“I strongly believe that he was attacked. The forensic evidence would be there. If you fell down on the side of the curb or something, there would be a piece of hair, or blood,” says Edward’s brother, Peter Okeny.
But there is no forensic evidence, Ridge says. “The police department is at the mercy of one of two things,” he says. “One is the Medical Examiner’s Office being able to tell us definitively the mechanism by which he received the head injury, and we don’t think that they can. They don’t think that they can at this point. They’re still running tests on some things, but it’s almost entirely possible that they can’t do that. The second thing that we’re dependent upon is somebody saying to us, ‘I know what happened.’ Either ‘I was there,’ or ‘I saw something,’ or ‘I talked to somebody who saw something,’ and we don’t have any of that.”
“No one has come to this police department to say either ‘I know what happened to him,’ or ‘I know someone who knows what happened to him.’ No one has said that,” Ridge says, before commenting on how that was the strangest aspect of it all: “Nothing happens in this city without someone seeing it. Someone looking out a window. Someone driving by in a car.”
That is exactly why the Sudanese community and others thought the police would have gone right to the media.
In the meantime, there is little progress. Ridge says the police department is in “constant contact” with Edward’s father, Kenneth Okeny. But the day before, Kenneth had told the Phoenix he had heard nothing from the police for almost a week and a half. (Other family members support Kenneth's account.)

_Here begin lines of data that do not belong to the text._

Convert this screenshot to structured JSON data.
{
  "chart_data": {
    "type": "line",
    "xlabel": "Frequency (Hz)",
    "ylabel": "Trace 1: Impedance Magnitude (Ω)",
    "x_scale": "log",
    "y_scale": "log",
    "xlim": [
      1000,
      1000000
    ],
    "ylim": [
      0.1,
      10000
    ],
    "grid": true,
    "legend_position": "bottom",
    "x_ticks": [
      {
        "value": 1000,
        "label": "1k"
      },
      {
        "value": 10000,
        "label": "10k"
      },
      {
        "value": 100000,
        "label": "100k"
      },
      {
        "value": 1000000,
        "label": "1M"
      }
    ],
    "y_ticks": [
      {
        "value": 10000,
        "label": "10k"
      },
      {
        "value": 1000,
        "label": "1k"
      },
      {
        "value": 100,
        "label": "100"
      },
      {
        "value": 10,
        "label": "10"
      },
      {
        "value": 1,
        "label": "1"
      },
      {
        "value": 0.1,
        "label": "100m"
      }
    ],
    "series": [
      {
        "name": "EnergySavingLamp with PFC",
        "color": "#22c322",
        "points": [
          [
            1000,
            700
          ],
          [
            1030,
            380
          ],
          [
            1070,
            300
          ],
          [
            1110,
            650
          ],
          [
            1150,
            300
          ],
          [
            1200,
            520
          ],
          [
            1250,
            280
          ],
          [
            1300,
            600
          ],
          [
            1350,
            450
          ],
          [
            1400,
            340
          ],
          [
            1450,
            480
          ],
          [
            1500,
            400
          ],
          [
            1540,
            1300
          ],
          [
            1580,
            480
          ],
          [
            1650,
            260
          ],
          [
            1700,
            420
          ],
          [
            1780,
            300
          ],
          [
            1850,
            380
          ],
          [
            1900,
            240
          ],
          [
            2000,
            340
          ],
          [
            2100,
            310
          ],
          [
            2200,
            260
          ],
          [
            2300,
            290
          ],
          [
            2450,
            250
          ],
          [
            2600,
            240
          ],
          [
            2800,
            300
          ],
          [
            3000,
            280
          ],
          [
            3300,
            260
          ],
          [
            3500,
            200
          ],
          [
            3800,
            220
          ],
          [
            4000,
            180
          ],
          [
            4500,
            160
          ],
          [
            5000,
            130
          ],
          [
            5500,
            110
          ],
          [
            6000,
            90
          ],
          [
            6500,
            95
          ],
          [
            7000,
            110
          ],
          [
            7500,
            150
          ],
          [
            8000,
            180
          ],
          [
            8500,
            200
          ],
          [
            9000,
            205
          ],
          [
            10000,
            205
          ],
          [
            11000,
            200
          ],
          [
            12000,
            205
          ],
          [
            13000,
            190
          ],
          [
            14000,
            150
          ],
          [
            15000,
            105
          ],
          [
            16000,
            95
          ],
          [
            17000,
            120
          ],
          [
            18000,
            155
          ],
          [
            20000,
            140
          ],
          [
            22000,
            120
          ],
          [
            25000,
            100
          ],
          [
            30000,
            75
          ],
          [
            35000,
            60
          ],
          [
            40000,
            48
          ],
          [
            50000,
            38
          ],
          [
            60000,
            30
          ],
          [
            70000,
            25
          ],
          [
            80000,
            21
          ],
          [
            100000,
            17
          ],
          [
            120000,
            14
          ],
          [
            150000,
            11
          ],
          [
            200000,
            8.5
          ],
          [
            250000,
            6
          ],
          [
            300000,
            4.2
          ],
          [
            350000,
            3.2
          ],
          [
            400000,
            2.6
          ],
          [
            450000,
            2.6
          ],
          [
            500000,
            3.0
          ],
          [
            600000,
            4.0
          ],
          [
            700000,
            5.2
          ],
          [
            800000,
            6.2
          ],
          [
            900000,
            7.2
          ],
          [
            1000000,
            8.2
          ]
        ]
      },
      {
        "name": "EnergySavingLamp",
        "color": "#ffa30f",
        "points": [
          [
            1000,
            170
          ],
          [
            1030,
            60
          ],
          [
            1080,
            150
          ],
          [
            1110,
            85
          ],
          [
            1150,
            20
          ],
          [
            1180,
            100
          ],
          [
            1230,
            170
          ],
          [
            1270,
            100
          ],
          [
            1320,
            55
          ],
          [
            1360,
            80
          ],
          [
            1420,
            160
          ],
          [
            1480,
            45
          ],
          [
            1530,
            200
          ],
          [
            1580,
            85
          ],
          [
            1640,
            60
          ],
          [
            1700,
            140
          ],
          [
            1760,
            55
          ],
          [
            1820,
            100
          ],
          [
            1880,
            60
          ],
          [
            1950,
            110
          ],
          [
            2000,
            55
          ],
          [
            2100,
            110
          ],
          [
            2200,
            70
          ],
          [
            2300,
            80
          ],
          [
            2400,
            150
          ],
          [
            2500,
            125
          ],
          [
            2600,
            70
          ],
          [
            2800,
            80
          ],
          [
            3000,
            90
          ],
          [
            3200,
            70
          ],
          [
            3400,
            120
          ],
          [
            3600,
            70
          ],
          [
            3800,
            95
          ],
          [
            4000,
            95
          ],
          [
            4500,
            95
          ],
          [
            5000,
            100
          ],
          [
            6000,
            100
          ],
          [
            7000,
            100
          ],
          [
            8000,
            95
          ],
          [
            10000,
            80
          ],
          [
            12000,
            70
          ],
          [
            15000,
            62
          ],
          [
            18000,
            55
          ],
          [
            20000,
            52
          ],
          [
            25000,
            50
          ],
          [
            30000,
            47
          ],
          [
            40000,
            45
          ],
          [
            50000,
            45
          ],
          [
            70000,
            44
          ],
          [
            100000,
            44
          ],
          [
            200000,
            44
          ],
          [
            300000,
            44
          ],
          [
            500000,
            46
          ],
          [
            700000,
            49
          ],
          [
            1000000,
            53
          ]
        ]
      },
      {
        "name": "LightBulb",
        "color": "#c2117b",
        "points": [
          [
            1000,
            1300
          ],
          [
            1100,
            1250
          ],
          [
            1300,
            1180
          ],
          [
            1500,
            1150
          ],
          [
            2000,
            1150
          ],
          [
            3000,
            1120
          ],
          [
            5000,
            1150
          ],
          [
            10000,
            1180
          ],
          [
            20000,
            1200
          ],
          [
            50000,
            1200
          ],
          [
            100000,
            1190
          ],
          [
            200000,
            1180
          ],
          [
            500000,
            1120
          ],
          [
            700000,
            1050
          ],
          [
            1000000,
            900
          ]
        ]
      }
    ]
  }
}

Chris Okeny explained the family’s position. “We should be updated daily so that we would feel like they are really going to get to the case. But if we don’t hear from them, we might feel like nobody is doing anything. We need to see, what step are (the police) in?” Lakoke agreed, saying, “We need answers here as to what caused the death of Edward. We know something happened to him that killed him, but we as a family, as a community, need answers, and nobody is doing enough to give us answers. I know that it is a very difficult job for the detectives and the police department to find evidence, but we do see that they are not doing enough.”
The police, who have twice canvassed the neighborhood where Okeny was found, now hope the tissue tests the Medical Examiner’s Office are running will determine how Edward came to suffer the blow on the back of his head. According to Ridge, they might hear back tomorrow, or it might take six weeks.
That isn’t good news, according to Kenneth Okeny, who worries the trail explaining his son's death will go cold. “All we want is for the media to say that if anybody has information on this case, they need to tell the police,” he says. “I think it’s going to be difficult for them to do their job, to crack the case, without someone who knows something coming forward, and the media is one way to let people know that they can come forward to the police safely. They need to work really hard on this case, because the longer it takes, the less likely it is that they can crack it, and that’s what’s important.”